How to Handle the Hard Things

Handling the Hard Thing starts with doing another Hard Thing first—defying your fear. Fear is the primary prohibitor of Handling Hard Things. You may be afraid of some consequence: hurting the person’s feelings, losing the person, not being liked anymore. You must handle your fear before you can Handle the Hard Thing.

Overcome your fear in 5 steps:

Step 1: Define the problem, decision, or action. 

The first step is to get crystal clear on the problem that you need to solve. A problem well-defined is a problem half-solved.

Step 2: Describe your fear. 

What is it that you’re actually afraid of? When you can describe your fear, it stops being as scary.

Step 3: Identify the potential payoff. 

What’s on the other side of your fear? Navy Seals talk about this as a strategy for overcoming their fear of engaging in a gun fight. If an enemy is shooting at them, they’re afraid of dying or that their friends will die. But the payoff on the other side could be everyone stays alive.

Step 4: Ask “Is the payoff worth the risk?” 
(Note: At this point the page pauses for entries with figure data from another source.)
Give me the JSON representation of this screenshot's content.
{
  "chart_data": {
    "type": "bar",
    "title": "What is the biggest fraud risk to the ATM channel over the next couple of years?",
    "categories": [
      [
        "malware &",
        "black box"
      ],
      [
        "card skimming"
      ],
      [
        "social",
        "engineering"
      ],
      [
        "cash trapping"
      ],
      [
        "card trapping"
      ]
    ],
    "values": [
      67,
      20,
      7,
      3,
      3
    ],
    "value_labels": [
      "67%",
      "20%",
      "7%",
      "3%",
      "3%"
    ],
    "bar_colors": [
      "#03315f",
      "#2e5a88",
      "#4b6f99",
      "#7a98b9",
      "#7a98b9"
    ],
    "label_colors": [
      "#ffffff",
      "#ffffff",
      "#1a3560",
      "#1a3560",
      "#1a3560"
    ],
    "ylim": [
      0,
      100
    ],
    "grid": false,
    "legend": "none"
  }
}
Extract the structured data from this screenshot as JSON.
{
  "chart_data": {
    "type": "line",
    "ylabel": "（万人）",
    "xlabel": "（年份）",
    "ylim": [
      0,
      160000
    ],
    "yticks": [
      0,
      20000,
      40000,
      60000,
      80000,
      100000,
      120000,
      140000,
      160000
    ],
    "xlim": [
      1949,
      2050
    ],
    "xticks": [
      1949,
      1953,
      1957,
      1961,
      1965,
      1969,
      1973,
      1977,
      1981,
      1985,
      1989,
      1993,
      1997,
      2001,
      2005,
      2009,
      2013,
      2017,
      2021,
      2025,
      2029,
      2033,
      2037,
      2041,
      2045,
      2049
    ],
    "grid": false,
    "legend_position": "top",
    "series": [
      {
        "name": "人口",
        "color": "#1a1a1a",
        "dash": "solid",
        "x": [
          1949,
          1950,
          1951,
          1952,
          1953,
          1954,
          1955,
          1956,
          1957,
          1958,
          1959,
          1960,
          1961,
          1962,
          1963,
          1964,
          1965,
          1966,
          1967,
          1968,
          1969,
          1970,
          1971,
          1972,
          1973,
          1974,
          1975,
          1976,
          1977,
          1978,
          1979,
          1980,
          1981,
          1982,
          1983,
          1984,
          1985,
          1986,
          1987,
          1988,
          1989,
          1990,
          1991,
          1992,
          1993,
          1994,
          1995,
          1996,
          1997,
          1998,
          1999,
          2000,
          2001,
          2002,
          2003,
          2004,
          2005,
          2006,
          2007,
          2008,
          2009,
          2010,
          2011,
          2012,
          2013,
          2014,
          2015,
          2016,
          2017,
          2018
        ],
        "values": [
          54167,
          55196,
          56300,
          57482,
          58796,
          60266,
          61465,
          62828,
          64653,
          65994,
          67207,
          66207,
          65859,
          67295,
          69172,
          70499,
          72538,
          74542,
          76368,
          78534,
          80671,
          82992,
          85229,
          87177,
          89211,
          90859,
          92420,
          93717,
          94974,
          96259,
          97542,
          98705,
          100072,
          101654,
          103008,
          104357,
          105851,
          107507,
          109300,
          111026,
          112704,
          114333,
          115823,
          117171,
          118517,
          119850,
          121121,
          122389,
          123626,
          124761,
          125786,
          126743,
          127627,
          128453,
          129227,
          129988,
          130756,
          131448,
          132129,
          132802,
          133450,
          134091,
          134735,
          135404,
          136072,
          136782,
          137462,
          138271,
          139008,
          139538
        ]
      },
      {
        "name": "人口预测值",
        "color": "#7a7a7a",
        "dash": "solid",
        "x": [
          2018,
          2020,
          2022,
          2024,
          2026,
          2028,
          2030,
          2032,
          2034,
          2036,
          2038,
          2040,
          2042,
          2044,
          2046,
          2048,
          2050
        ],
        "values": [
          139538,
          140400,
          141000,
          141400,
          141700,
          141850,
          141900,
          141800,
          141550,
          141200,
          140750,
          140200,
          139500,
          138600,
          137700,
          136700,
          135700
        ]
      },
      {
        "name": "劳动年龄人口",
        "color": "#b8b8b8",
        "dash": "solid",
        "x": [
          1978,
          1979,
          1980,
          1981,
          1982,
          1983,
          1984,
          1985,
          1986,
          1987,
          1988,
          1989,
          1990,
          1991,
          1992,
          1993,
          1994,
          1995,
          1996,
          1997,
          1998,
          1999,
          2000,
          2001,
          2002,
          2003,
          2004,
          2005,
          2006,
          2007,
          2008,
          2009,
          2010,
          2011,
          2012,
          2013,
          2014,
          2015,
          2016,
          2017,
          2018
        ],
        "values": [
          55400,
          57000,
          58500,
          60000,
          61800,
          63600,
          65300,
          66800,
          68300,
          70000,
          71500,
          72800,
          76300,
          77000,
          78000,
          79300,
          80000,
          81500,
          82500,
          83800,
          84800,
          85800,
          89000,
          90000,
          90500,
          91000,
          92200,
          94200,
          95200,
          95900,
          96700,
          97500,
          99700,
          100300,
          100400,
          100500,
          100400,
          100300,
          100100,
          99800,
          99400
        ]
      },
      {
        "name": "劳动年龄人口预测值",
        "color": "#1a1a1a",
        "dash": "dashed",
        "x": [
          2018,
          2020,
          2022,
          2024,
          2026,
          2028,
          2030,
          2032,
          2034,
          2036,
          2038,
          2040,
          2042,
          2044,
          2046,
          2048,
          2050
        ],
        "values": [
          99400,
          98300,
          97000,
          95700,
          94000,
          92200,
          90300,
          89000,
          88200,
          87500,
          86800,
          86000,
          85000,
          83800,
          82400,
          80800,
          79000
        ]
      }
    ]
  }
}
If you look at the potential payoff and say, “yes the risk is worth it,” you must act. In the case of Navy Seals engaging in a gun fight, the potential payoff of keeping everyone alive is worth facing the fear.

If the potential payoff isn’t worth the risk, don’t do anything.

Step 5: Act in spite of fear. 

The only way to overcome fear is to decide to do it, then act. Fear rarely dissipates when you try to reason with yourself. Nor does it shrink when you take a long time to move. Your emotions follow your motion.

As a leader, you must become comfortable with Handling the Hard Thing. Ultimately, you make your life and the life of others much easier when you choose to Handle the Hard Thing as quickly as possible.


1 Action

This week, think of a hard situation you’ve been unwilling to act on. Take your issue through the 5 Steps of Overcoming Fear.